Lamezia: Tar Lazio, Cristiano(Mtl), “una sentenza storica”

Lamezia Terme – “La sentenza del Tar del Lazio con cui viene annullato il decreto di scioglimento del Consiglio Comunale di Lamezia Terme è una sentenza storica per tanti aspetti, una vittoria del Sindaco Mascaro, della Città, di Noi tutti, dei suoi legali che hanno svolto un lavoro eccezionale e tutti coloro che non hanno mai mollato. A mio avviso finisce in Calabria l’ era dello “scioglimento facile” ovvero l’interruzione traumatica della democrazia espressione della volontà popolare, spesso paghiamo lo scotto di essere Calabresi”. Lo afferma in una nota Massimo Cristiano, Presidente Mtl- Lamezia Nuova, a giudizio del quale “l’art. 143 del Tuel, che disciplina lo scioglimento dei comuni, va necessariamente rivisto dal legislatore”.
Per Cristiano “la città si scrolla l’onta di città mafiosa, ridà dignità e onore a uomini e donne, amministratori su cui pesava un macigno non indifferente, soprattutto per gente come il sottoscritto che appartiene alle Forze Armate”.
Dal punto di vista politico Cristiano e Mtl si dicono “estremamente soddisfatti, in primis perché abbiamo sottoscritto il ricorso del Sindaco Paolo Mascaro con il nostro Assessore Elisa Gullo, restando leali fino alla fine senza nessuna fuga. Non ci piace abbandonare la nave anche se siamo stati travolti da un tornado”.

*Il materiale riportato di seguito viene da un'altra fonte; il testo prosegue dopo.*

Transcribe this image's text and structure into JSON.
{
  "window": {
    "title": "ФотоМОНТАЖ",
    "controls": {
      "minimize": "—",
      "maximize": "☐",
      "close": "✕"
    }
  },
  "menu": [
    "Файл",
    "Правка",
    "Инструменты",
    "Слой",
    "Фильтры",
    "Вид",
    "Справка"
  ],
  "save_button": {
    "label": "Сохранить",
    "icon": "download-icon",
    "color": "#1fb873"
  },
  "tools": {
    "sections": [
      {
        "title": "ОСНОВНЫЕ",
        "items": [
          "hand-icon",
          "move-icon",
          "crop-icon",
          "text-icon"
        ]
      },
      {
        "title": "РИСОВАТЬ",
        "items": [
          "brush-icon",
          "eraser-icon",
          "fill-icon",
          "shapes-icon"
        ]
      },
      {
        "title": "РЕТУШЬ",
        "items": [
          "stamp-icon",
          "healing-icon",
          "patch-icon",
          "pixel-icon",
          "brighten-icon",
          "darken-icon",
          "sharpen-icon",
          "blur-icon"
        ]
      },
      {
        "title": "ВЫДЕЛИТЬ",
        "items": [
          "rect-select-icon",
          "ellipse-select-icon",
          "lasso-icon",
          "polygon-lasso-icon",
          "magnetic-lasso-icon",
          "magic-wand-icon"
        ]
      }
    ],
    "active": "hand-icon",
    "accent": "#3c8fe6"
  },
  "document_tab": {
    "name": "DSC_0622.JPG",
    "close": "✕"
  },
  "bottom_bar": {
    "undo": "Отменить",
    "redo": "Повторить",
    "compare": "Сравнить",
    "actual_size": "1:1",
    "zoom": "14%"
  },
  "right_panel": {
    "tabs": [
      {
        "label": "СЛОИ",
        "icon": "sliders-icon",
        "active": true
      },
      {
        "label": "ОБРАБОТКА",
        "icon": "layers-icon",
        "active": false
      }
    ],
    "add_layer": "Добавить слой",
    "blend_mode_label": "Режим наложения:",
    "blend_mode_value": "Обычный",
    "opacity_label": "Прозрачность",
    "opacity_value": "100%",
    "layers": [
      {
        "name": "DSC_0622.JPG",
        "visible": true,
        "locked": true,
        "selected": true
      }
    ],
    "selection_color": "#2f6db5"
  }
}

A giudizio del Presidente Mtl- Lamezia Nuova “adesso si apre una fase politica molto delicata,con una città in macerie, in cui non sono ammessi errori, dove è necessario operare una rivoluzione amministrativa immediata, senza guardare in faccia nessuno nel solo interesse della città. Certo – aggiunge – bisogna capire cosa troveremo all’ interno del Comune e rendere tutto pubblico, la città deve sapere, interloquire sin da subito con il Prefetto di Catanzaro per sbloccare l’assunzione di nuovi Dirigenti consapevoli che si parte non da zero ma da -10”.
“Noi – aggiunge Cristiano – siamo pronti, leali e determinati a dare il nostro contributo di idee ed esperienza se ci saranno le condizioni, per come abbiamo sempre fatto. Abbiamo un unico obbiettivo, consegnare ai nostri figli una città migliore”.

Secondo Cristiano “bisogna rimboccarsi le maniche e lavora, per noi i punti sono già tracciati e sono il programma politico del 2015 e le battaglie che abbiamo portato avanti in questi 15 mesi di commissariamento dove non abbiamo abbandonato la città portando avanti molte battaglie che oggi rivendichiamo ancora di più”.
Per Cristiano poi, “i cittadini dovranno riappropriarsi dei propri spazi, negati in tutti questi mesi, con un comune amico, diversamente non “viviamo di politica” perché noi la interpretiamo come un servizio. Chi in tutti questi mesi ha voltato le spalle alla città di Lamezia Terme non potrà rimanere al suo posto, è necessario – conclude – che tutta la città sia unita in quello che potremmo definire come il “giorno della liberazione”, mettendo da parte, laddove esistano anche risentimenti di tipo personale. Forza Lamezia”.